Antibiotic shot found to lower infection risk after women give birth
A single injection of antibiotics significantly reduces the risk of infections when women who are giving birth require the aid of forceps or vacuum extraction, a new study concludes. The routine use of the prophylactic shot actually reduces antibiotic use in the long run, the study found.
British researchers randomly assigned 3,420 women who had operative vaginal births to one of two groups: The first received a single shot of Augmentin (amoxicillin and clavulanic acid) within six hours of giving birth, and the second a placebo saline shot. Then they tracked infections over the next six weeks. The study is in Lancet.
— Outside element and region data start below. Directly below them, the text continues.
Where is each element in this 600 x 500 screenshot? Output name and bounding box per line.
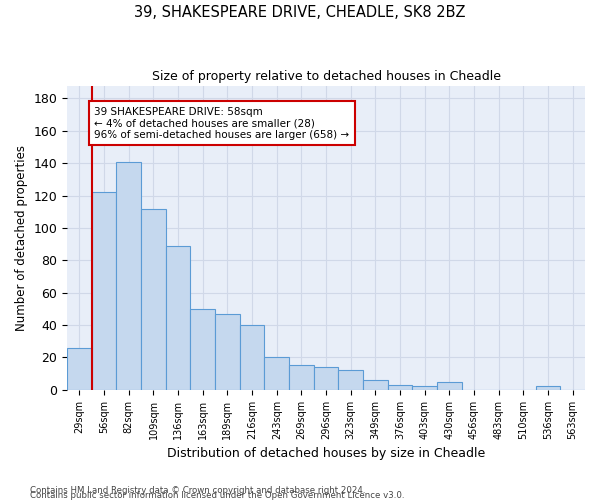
Bar bbox=[141, 208, 166, 390]
Bar bbox=[314, 367, 338, 390]
Text: Contains HM Land Registry data © Crown copyright and database right 2024.: Contains HM Land Registry data © Crown c… bbox=[30, 486, 365, 495]
Bar bbox=[215, 314, 240, 390]
Bar bbox=[388, 385, 412, 390]
Bar bbox=[166, 246, 190, 390]
Bar bbox=[67, 348, 92, 390]
Y-axis label: Number of detached properties: Number of detached properties bbox=[15, 144, 28, 330]
Title: Size of property relative to detached houses in Cheadle: Size of property relative to detached ho… bbox=[152, 70, 500, 83]
Bar bbox=[289, 366, 314, 390]
Bar bbox=[265, 358, 289, 390]
Bar bbox=[437, 382, 462, 390]
Text: 39, SHAKESPEARE DRIVE, CHEADLE, SK8 2BZ: 39, SHAKESPEARE DRIVE, CHEADLE, SK8 2BZ bbox=[134, 5, 466, 20]
Bar bbox=[92, 192, 116, 390]
Bar bbox=[363, 380, 388, 390]
Text: Contains public sector information licensed under the Open Government Licence v3: Contains public sector information licen… bbox=[30, 491, 404, 500]
Bar bbox=[240, 325, 265, 390]
Bar bbox=[116, 162, 141, 390]
Bar bbox=[190, 309, 215, 390]
Bar bbox=[536, 386, 560, 390]
Text: 39 SHAKESPEARE DRIVE: 58sqm
← 4% of detached houses are smaller (28)
96% of semi: 39 SHAKESPEARE DRIVE: 58sqm ← 4% of deta… bbox=[94, 106, 349, 140]
X-axis label: Distribution of detached houses by size in Cheadle: Distribution of detached houses by size … bbox=[167, 447, 485, 460]
Bar bbox=[412, 386, 437, 390]
Bar bbox=[338, 370, 363, 390]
Compared with the placebo group, women who got the antibiotic had a 42% reduced risk for any infection, and a 56% lower risk of a body-wide infection. Antibiotic users had about half the risk of perineal wound infection compared with the placebo group, and they used less pain medication. The researchers calculated that for each additional 100 doses of antibiotic used preventively, 168 doses of antibiotics to treat infections would be saved.
“The evidence is very clear,” said the lead author, Dr. Marian Knight, a professor at the University of Oxford. “There is a benefit in a single dose of antibiotics after operational birth — less chance of infection, less chance of pain, less chance of problems with the wound. And we’re actually reducing the amount of antibiotics that would be used.”